For output adapters, replay might cause Feldera to write the same output more than once to a given output adapter. For an adapter whose output is outside Feldera’s direct control, Feldera needs help from the output adapter’s target to solve this problem. Consider, for example, an output adapter that accesses a network service. Feldera sends a batch of output to the service and waits for a reply that confirms that it was received. If the Feldera pipeline fails without receiving confirmation, when it resumes later, only by querying the network service it can discover whether the output was received. Thus, each fault-tolerant Feldera output adapter needs to provide some support to enable once-only writes. The Kafka output adapter, for example, includes a sequence number in each output event, and on resume skips re-writing events whose sequence numbers are already present. (Some applications can tolerate duplicated output, so fault-tolerant Feldera pipelines are allowed to include non-fault-tolerant output adapters.)

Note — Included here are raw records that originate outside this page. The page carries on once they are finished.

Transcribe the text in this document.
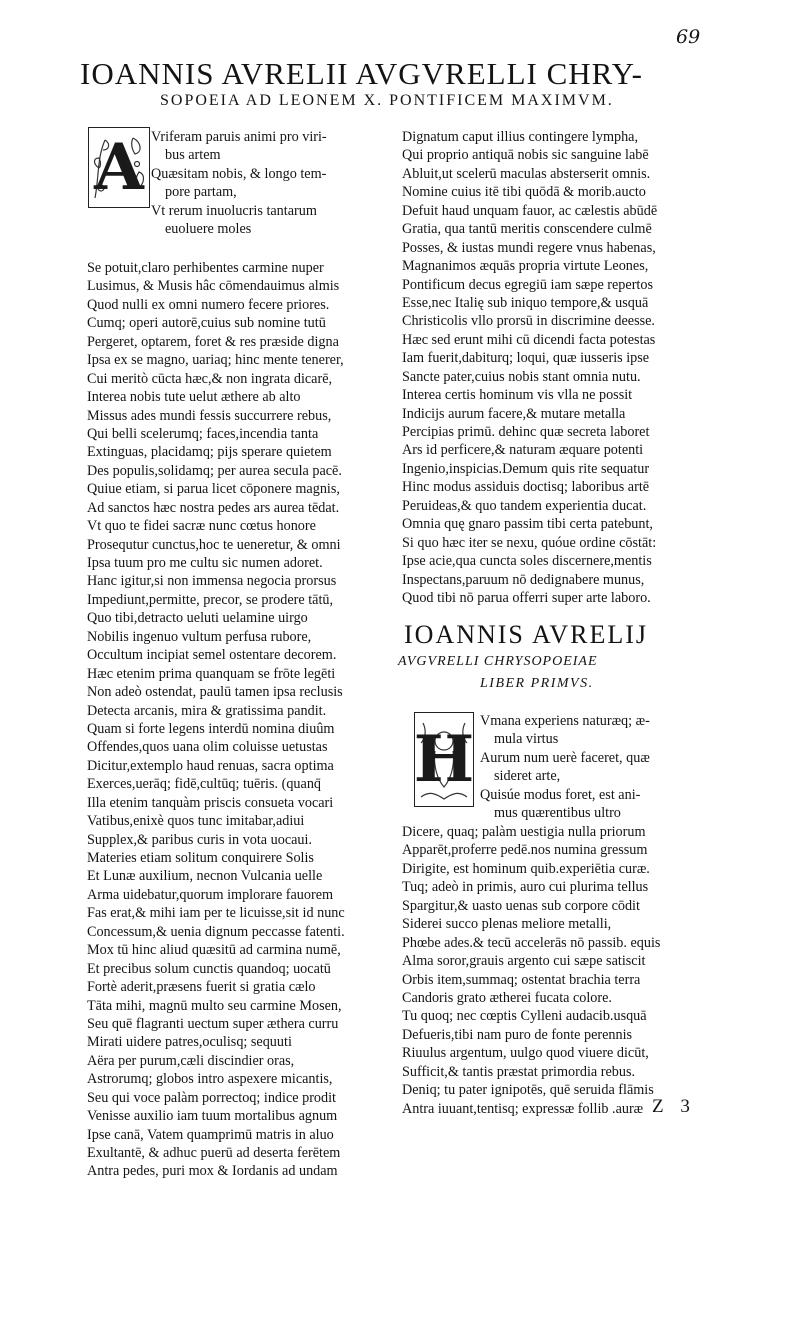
69
IOANNIS AVRELII AVGVRELLI CHRY-
SOPOEIA AD LEONEM X. PONTIFICEM MAXIMVM.
A Vriferam paruis animi pro viri-
bus artem
Quæsitam nobis, & longo tem-
pore partam,
Vt rerum inuolucris tantarum
euoluere moles
Se potuit,claro perhibentes carmine nuper
Lusimus, & Musis hâc cōmendauimus almis
Quod nulli ex omni numero fecere priores.
Cumq; operi autorē,cuius sub nomine tutū
Pergeret, optarem, foret & res præside digna
Ipsa ex se magno, uariaq; hinc mente tenerer,
Cui meritò cūcta hæc,& non ingrata dicarē,
Interea nobis tute uelut æthere ab alto
Missus ades mundi fessis succurrere rebus,
Qui belli scelerumq; faces,incendia tanta
Extinguas, placidamq; pijs sperare quietem
Des populis,solidamq; per aurea secula pacē.
Quiue etiam, si parua licet cōponere magnis,
Ad sanctos hæc nostra pedes ars aurea tēdat.
Vt quo te fidei sacræ nunc cœtus honore
Prosequtur cunctus,hoc te ueneretur, & omni
Ipsa tuum pro me cultu sic numen adoret.
Hanc igitur,si non immensa negocia prorsus
Impediunt,permitte, precor, se prodere tātū,
Quo tibi,detracto ueluti uelamine uirgo
Nobilis ingenuo vultum perfusa rubore,
Occultum incipiat semel ostentare decorem.
Hæc etenim prima quanquam se frōte legēti
Non adeò ostendat, paulū tamen ipsa reclusis
Detecta arcanis, mira & gratissima pandit.
Quam si forte legens interdū nomina diuûm
Offendes,quos uana olim coluisse uetustas
Dicitur,extemplo haud renuas, sacra optima
Exerces,uerāq; fidē,cultūq; tuēris. (quanq̄
Illa etenim tanquàm priscis consueta vocari
Vatibus,enixè quos tunc imitabar,adiui
Supplex,& paribus curis in vota uocaui.
Materies etiam solitum conquirere Solis
Et Lunæ auxilium, necnon Vulcania uelle
Arma uidebatur,quorum implorare fauorem
Fas erat,& mihi iam per te licuisse,sit id nunc
Concessum,& uenia dignum peccasse fatenti.
Mox tū hinc aliud quæsitū ad carmina numē,
Et precibus solum cunctis quandoq; uocatū
Fortè aderit,præsens fuerit si gratia cælo
Tāta mihi, magnū multo seu carmine Mosen,
Seu quē flagranti uectum super æthera curru
Mirati uidere patres,oculisq; sequuti
Aëra per purum,cæli discindier oras,
Astrorumq; globos intro aspexere micantis,
Seu qui voce palàm porrectoq; indice prodit
Venisse auxilio iam tuum mortalibus agnum
Ipse canā, Vatem quamprimū matris in aluo
Exultantē, & adhuc puerū ad deserta ferētem
Antra pedes, puri mox & Iordanis ad undam
Dignatum caput illius contingere lympha,
Qui proprio antiquā nobis sic sanguine labē
Abluit,ut scelerū maculas absterserit omnis.
Nomine cuius itē tibi quōdā & morib.aucto
Defuit haud unquam fauor, ac cælestis abūdē
Gratia, qua tantū meritis conscendere culmē
Posses, & iustas mundi regere vnus habenas,
Magnanimos æquās propria virtute Leones,
Pontificum decus egregiū iam sæpe repertos
Esse,nec Italię sub iniquo tempore,& usquā
Christicolis vllo prorsū in discrimine deesse.
Hæc sed erunt mihi cū dicendi facta potestas
Iam fuerit,dabiturq; loqui, quæ iusseris ipse
Sancte pater,cuius nobis stant omnia nutu.
Interea certis hominum vis vlla ne possit
Indicijs aurum facere,& mutare metalla
Percipias primū. dehinc quæ secreta laboret
Ars id perficere,& naturam æquare potenti
Ingenio,inspicias.Demum quis rite sequatur
Hinc modus assiduis doctisq; laboribus artē
Peruideas,& quo tandem experientia ducat.
Omnia quę gnaro passim tibi certa patebunt,
Si quo hæc iter se nexu, quóue ordine cōstāt:
Ipse acie,qua cuncta soles discernere,mentis
Inspectans,paruum nō dedignabere munus,
Quod tibi nō parua offerri super arte laboro.
IOANNIS AVRELIJ
AVGVRELLI CHRYSOPOEIAE
LIBER PRIMVS.
H
Vmana experiens naturæq; æ-
mula virtus
Aurum num uerè faceret, quæ
sideret arte,
Quisúe modus foret, est ani-
mus quærentibus ultro
Dicere, quaq; palàm uestigia nulla priorum
Apparēt,proferre pedē.nos numina gressum
Dirigite, est hominum quib.experiētia curæ.
Tuq; adeò in primis, auro cui plurima tellus
Spargitur,& uasto uenas sub corpore cōdit
Siderei succo plenas meliore metalli,
Phœbe ades.& tecū accelerās nō passib. equis
Alma soror,grauis argento cui sæpe satiscit
Orbis item,summaq; ostentat brachia terra
Candoris grato ætherei fucata colore.
Tu quoq; nec cœptis Cylleni audacib.usquā
Defueris,tibi nam puro de fonte perennis
Riuulus argentum, uulgo quod viuere dicūt,
Sufficit,& tantis præstat primordia rebus.
Deniq; tu pater ignipotēs, quē seruida flāmis
Antra iuuant,tentisq; expressæ follib .auræ Z 3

In addition to input and output requirements, the replay process requires computation in a pipeline to be reproducible, meaning that, given the same input and the same pipeline state, the pipeline always produces the same output. The DBSP technology underpinning Feldera produces reproducible results for most database queries available through SQL. One exception is queries that use SQL’s NOW function, which returns the current time; this can be made reproducible by logging the time that was originally used and using that time in the replay. We also need to avoid other reasons that results can be non-reproducible, such as floating-point results that differ across processor architectures (by replaying on the same architecture) or across compiler optimizations (by using the same compiler and optimizations).

Rationale

We considered other ways to implement fault tolerance. One might ask, for example, why it’s necessary to replay exactly the same sequence of input batches. After all, all “normal” queries will ultimately produce the same results as long as the input is the same, ignoring how it is divided into input steps. Couldn’t Feldera just replay starting from a checkpoint, without regard for division of input into batches? But this ignores LATENESS, a SQL extension implemented by Feldera: a table or view annotated with LATENESS might have different contents if data is split into input batches in different ways. Such a solution would also require Feldera to re-read output beyond the most recent checkpoint and compare it against the replayed output, which not all output connectors can gracefully support. It would defeat Feldera’s synchronous streaming guarantee, which says that Feldera produces exactly one output change for each input change; instead, when it crashes, Feldera could make some output changes come from multiple input changes or split a single input change across multiple output changes, or a combination.

Another reasonable question is why Feldera has both checkpoints and logging. Why not simply checkpoint after processing each batch of data through the pipeline? This would indeed work, but it would be slower than the approach we adopted, because checkpoints, and even the incremental changes to them for a single pipeline step, are normally bigger than a log record. In turn, that’s because input log records usually just say where to obtain the data for a step, but checkpoints contain records themselves, or at least summaries detailed enough to carry on further computations for the pipelines. In addition, any but the simplest SQL programs produce several of these summaries.

We considered many other factors in the design of the Feldera approach to fault tolerance. If you are interested in more of the details, take a look at our dist-design repository on GitHub and its history and issue tracker, which records the discussions we conducted and still lists many of the candidate approaches and their trade-offs.